How can you make conversations happen?

1. Just ask! Marketers can conduct focus groups and one on one interviews (and at Saatchi we even hired psychologists and anthropologists to facilitate and analyze the dialogue).  Yet, one effective and easy way is simply by asking people for feedback.  Go to a trade show or an event and talk to current customers and prospects in depth.  One time at trade show, I introduced myself to a customer prospect and effectively said, “Hi, I run X brand and I’m wondering if you can give me some feedback.  The gent spent two hours with me and provided terrific ideas on our product and ways to improve it given the challenges he faces every day.  At the end of our conversation, he thanked me for listening.   He gave me two hours of his time and thanked me.  Now that’s the power of listening.

2. Advisory boards. Many companies use advisory boards as window dressing, as a way to give the appearance of being customer centric.  The ones that do it well put their advisory boards to work and operationalize the process.   Personally, the most productive advisory board I’ve been on put a lot of time and care into its organization.  Some highlights of that board:

  • Annual retreats for members
  • Briefing materials in advance for participants (with some business context)
  • Structured agendas (with time allocated for free form discussion)
  • Breakout groups with tasks to handle.

All of the output of the advisory board session was documented, prioritized and presented to management back at headquarters.  And then after the session, we, the customers, become part of a community.   This group was better than a market research panel, we became a team of actively engaged stakeholders with a vested interest in seeing the company succeed.

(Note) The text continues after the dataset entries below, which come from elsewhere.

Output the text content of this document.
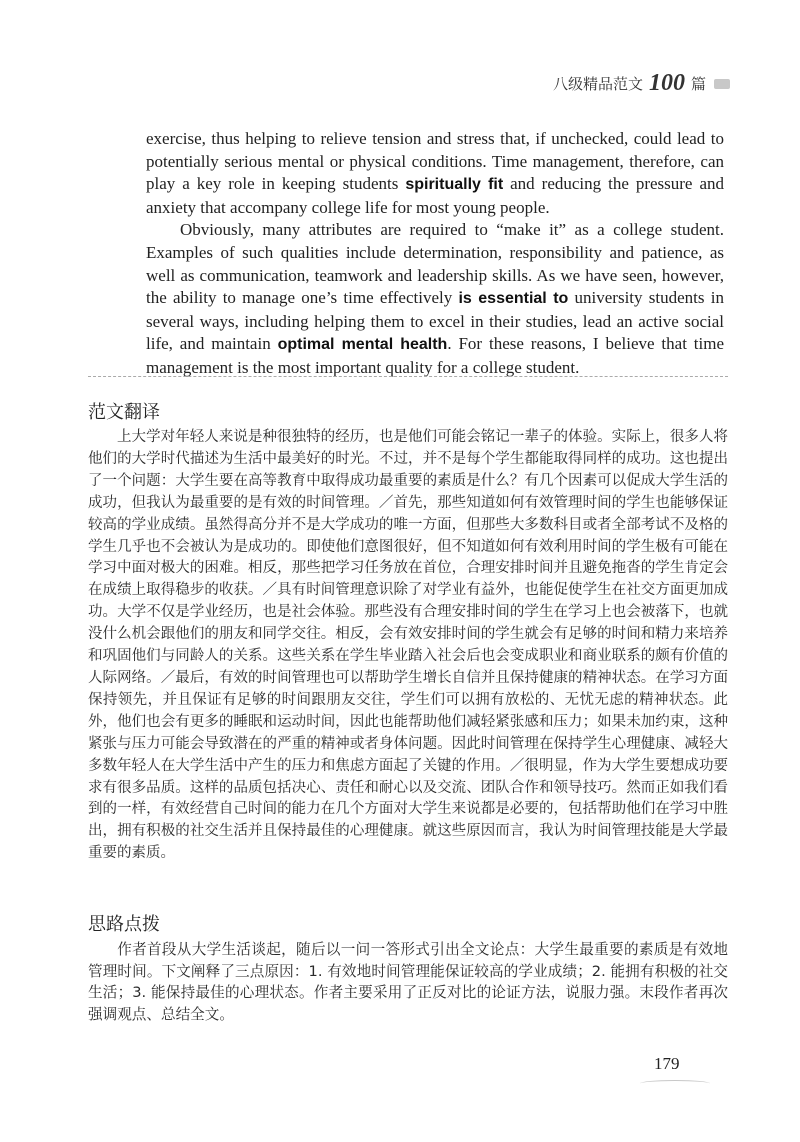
八级精品范文 100 篇

exercise, thus helping to relieve tension and stress that, if unchecked, could lead to potentially serious mental or physical conditions. Time management, therefore, can play a key role in keeping students spiritually fit and reducing the pressure and anxiety that accompany college life for most young people.

Obviously, many attributes are required to “make it” as a college student. Examples of such qualities include determination, responsibility and patience, as well as communication, teamwork and leadership skills. As we have seen, however, the ability to manage one’s time effectively is essential to university students in several ways, including helping them to excel in their studies, lead an active social life, and maintain optimal mental health. For these reasons, I believe that time management is the most important quality for a college student.

范文翻译

上大学对年轻人来说是种很独特的经历，也是他们可能会铭记一辈子的体验。实际上，很多人将他们的大学时代描述为生活中最美好的时光。不过，并不是每个学生都能取得同样的成功。这也提出了一个问题：大学生要在高等教育中取得成功最重要的素质是什么？有几个因素可以促成大学生活的成功，但我认为最重要的是有效的时间管理。／首先，那些知道如何有效管理时间的学生也能够保证较高的学业成绩。虽然得高分并不是大学成功的唯一方面，但那些大多数科目或者全部考试不及格的学生几乎也不会被认为是成功的。即使他们意图很好，但不知道如何有效利用时间的学生极有可能在学习中面对极大的困难。相反，那些把学习任务放在首位，合理安排时间并且避免拖沓的学生肯定会在成绩上取得稳步的收获。／具有时间管理意识除了对学业有益外，也能促使学生在社交方面更加成功。大学不仅是学业经历，也是社会体验。那些没有合理安排时间的学生在学习上也会被落下，也就没什么机会跟他们的朋友和同学交往。相反，会有效安排时间的学生就会有足够的时间和精力来培养和巩固他们与同龄人的关系。这些关系在学生毕业踏入社会后也会变成职业和商业联系的颇有价值的人际网络。／最后，有效的时间管理也可以帮助学生增长自信并且保持健康的精神状态。在学习方面保持领先，并且保证有足够的时间跟朋友交往，学生们可以拥有放松的、无忧无虑的精神状态。此外，他们也会有更多的睡眠和运动时间，因此也能帮助他们减轻紧张感和压力；如果未加约束，这种紧张与压力可能会导致潜在的严重的精神或者身体问题。因此时间管理在保持学生心理健康、减轻大多数年轻人在大学生活中产生的压力和焦虑方面起了关键的作用。／很明显，作为大学生要想成功要求有很多品质。这样的品质包括决心、责任和耐心以及交流、团队合作和领导技巧。然而正如我们看到的一样，有效经营自己时间的能力在几个方面对大学生来说都是必要的，包括帮助他们在学习中胜出，拥有积极的社交生活并且保持最佳的心理健康。就这些原因而言，我认为时间管理技能是大学最重要的素质。

思路点拨

作者首段从大学生活谈起，随后以一问一答形式引出全文论点：大学生最重要的素质是有效地管理时间。下文阐释了三点原因：1. 有效地时间管理能保证较高的学业成绩；2. 能拥有积极的社交生活；3. 能保持最佳的心理状态。作者主要采用了正反对比的论证方法，说服力强。末段作者再次强调观点、总结全文。

179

3. Get the boss out of the office. Senior leaders should get out of their office and talk to customers more.  In the 1980’s there was a management philosophy called Management by Walking Around, where managers learned about concerns first hand and impromptu discussions were held with the rank and file.  That philosophy refers to managing employees, but the same applies to getting customer feedback, e.g. get out there and talk to people.

W. Edwards Deming said it best, “If you wait for people to come to you, you’ll only get small problems. You must go and find them. The big problems are where people don’t realise they have one in the first place.”